The goals for week 3 lab are:
- Install and use the Jupyter notebook application on your VM.
- Be able to create, edit, and run notebooks.
When running jobs on many CPUs, we need to take into account how the CPUs communicate with each other. One way is to share memory, which works up to a point, but doesn't scale past that. Another way is to have networking and to use something called MPI (for Message Passing Interface) to communicate between processes on different machines. The computer architecture that works best will depends on the problem you are trying to solve. Some problems can be framed as many independent operations that only need to synchronize infrequently (e.g. Science United or SETI @ Home). These kinds of problems are the easiest to scale up up to massive sizes, since we just need a lot of CPUs, but don't need much in terms of interconnections. The problems that resist such a framing need many CPUs that are interconnected, and network speed will be a major factor.
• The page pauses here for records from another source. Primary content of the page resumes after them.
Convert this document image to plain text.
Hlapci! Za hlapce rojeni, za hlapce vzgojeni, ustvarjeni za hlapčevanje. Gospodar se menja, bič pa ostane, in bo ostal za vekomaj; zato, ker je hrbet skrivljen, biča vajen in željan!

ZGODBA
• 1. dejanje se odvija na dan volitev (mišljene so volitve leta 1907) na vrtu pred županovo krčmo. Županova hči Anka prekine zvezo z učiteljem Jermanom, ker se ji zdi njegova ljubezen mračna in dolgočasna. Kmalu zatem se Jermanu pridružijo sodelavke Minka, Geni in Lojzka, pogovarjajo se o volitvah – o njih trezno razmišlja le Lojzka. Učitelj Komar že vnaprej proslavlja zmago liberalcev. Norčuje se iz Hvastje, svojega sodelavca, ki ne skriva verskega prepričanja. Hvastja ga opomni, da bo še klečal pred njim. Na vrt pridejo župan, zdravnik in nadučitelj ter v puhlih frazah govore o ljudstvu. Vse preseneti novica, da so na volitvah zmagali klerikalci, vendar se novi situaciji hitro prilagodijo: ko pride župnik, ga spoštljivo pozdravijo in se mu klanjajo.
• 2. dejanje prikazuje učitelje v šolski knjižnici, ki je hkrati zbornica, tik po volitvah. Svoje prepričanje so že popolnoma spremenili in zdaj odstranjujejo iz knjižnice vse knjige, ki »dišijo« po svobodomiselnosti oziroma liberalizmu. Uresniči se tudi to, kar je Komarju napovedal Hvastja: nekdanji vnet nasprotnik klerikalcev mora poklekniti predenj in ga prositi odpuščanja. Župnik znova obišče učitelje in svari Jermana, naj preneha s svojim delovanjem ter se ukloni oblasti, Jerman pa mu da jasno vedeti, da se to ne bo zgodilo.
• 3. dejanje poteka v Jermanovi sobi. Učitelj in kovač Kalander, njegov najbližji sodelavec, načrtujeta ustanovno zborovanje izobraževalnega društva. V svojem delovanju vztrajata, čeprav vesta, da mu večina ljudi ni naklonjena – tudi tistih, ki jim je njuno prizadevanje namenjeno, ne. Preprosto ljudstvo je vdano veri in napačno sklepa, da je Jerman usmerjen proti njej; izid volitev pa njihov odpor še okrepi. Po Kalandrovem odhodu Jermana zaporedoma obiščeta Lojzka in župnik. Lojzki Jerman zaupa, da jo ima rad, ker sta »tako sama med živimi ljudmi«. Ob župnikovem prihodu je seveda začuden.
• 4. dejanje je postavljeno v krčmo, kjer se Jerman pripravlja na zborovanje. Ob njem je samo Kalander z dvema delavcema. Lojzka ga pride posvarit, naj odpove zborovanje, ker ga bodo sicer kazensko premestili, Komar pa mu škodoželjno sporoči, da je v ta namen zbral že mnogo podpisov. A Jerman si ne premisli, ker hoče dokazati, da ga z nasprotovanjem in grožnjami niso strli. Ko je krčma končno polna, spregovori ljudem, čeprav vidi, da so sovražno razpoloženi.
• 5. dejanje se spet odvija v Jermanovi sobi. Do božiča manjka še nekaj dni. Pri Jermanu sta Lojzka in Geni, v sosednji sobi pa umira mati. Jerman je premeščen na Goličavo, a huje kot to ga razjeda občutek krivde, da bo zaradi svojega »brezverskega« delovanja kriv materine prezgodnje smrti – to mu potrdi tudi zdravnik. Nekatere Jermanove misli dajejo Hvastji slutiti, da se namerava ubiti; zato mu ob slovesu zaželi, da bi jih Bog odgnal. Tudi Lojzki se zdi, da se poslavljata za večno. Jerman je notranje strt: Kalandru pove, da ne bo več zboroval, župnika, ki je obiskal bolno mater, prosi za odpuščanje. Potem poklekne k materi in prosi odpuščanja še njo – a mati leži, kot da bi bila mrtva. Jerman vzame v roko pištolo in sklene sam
These are the problems that supercomputers are designed for. A lot of these are simulations, where each point in a grid depends on what is happening at other neighboring points.
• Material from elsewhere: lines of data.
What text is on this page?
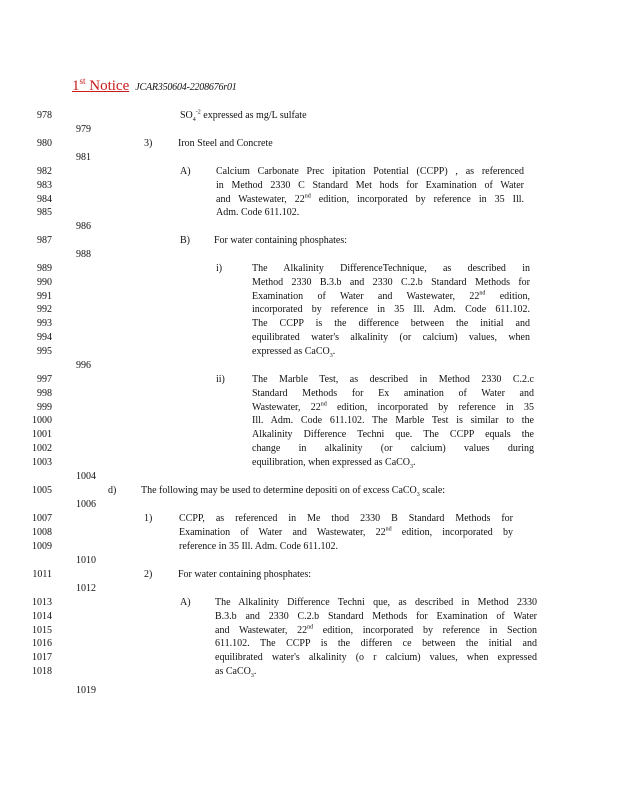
1st Notice JCAR350604-2208676r01
978
979
980
981
982
983
984
985
986
987
988
989
990
991
992
993
994
995
996
997
998
999
1000
1001
1002
1003
1004
1005
1006
1007
1008
1009
1010
1011
1012
1013
1014
1015
1016
1017
1018
1019
$SO_4^{-2}$ expressed as mg/L sulfate
3)	Iron Steel and Concrete
A)	Calcium Carbonate Prec ipitation Potential (CCPP) , as referenced
in Method 2330 C Standard Met hods for Examination of Water
and Wastewater, 22nd edition, incorporated by reference in 35 Ill.
Adm. Code 611.102.
B) For water containing phosphates:
i)	The Alkalinity DifferenceTechnique, as described in
Method 2330 B.3.b and 2330 C.2.b Standard Methods for
Examination of Water and Wastewater, 22nd edition,
incorporated by reference in 35 Ill. Adm. Code 611.102.
The CCPP is the difference between the initial and
equilibrated water's alkalinity (or calcium) values, when
expressed as CaCO$_3$.
ii)	The Marble Test, as described in Method 2330 C.2.c
Standard Methods for Ex amination of Water and
Wastewater, 22nd edition, incorporated by reference in 35
Ill. Adm. Code 611.102. The Marble Test is similar to the
Alkalinity Difference Techni que. The CCPP equals the
change in alkalinity (or calcium) values during
equilibration, when expressed as CaCO$_3$.
d) The following may be used to determine depositi on of excess CaCO$_3$ scale:
1)	CCPP, as referenced in Me thod 2330 B Standard Methods for
Examination of Water and Wastewater, 22nd edition, incorporated by
reference in 35 Ill. Adm. Code 611.102.
2)	For water containing phosphates:
A) The Alkalinity Difference Techni que, as described in Method 2330
B.3.b and 2330 C.2.b Standard Methods for Examination of Water
and Wastewater, 22nd edition, incorporated by reference in Section
611.102. The CCPP is the differen ce between the initial and
equilibrated water's alkalinity (o r calcium) values, when expressed
as CaCO$_3$.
OK! Lets look at Python and Jupyter notebooks, an increasingly standard way of using Python.
First, update your cicf files:
cd cicf
git pull
We need to install Jupyter on our VMs. If you didn't do this last week:
sudo apt install jupyter
Go into week 3 and start juypter:
cd week3
jupyter notebook
Select the introduction notebook, Introduction.ipynb
.
Read through the notebook and run the commands.
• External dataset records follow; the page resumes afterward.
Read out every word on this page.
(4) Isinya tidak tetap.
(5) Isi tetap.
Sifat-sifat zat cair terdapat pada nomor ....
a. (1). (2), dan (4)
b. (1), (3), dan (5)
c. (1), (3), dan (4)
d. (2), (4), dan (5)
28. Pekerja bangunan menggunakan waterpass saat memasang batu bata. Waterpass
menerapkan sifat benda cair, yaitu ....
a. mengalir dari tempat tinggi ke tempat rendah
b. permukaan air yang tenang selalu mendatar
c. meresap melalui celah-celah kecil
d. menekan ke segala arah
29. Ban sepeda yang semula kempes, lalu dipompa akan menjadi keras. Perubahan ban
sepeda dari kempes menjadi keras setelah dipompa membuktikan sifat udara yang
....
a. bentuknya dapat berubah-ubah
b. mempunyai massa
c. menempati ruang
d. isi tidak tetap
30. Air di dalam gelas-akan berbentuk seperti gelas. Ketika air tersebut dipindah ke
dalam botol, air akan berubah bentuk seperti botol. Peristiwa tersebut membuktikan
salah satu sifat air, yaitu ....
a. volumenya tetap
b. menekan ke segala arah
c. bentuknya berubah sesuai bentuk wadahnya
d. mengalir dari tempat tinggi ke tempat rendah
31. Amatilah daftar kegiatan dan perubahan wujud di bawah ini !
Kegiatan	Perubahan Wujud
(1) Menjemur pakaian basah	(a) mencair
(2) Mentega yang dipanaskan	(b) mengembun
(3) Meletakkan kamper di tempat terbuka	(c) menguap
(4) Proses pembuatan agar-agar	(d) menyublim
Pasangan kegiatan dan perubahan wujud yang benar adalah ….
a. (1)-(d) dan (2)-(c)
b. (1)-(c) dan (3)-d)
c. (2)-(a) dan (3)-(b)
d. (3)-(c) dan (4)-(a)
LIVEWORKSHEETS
When finished look at the tutorial for Python notebook, QuickTourOfPython.ipynb
, and then the third notebook, PythonPackages.ipynb
.
- The always useful Software Carpentry Python course
- Jupyter Manual
- An excellent Python for Scientific Computing tutorial.
- Python Reference for the most recent version of Python. (n.b. we are using an old verion, 3.9, on the VMs).
- NumPy for Absolute Beginners
- MatPlotLib
- Literate Programming is a specific instance of the idea that code and documentation should be more mixed together. Here is a Knuth paper and an amazing website (not Knuth's) with more information that you ever thought existed on program documentation.
- Markdown Cheat Sheet
- A fun LIGO data tutorial and all of the released LIGO data
- If you do the LIGO tutorial, the data is a file format called HDF5. This format supports efficient storage and transfer of numeric data.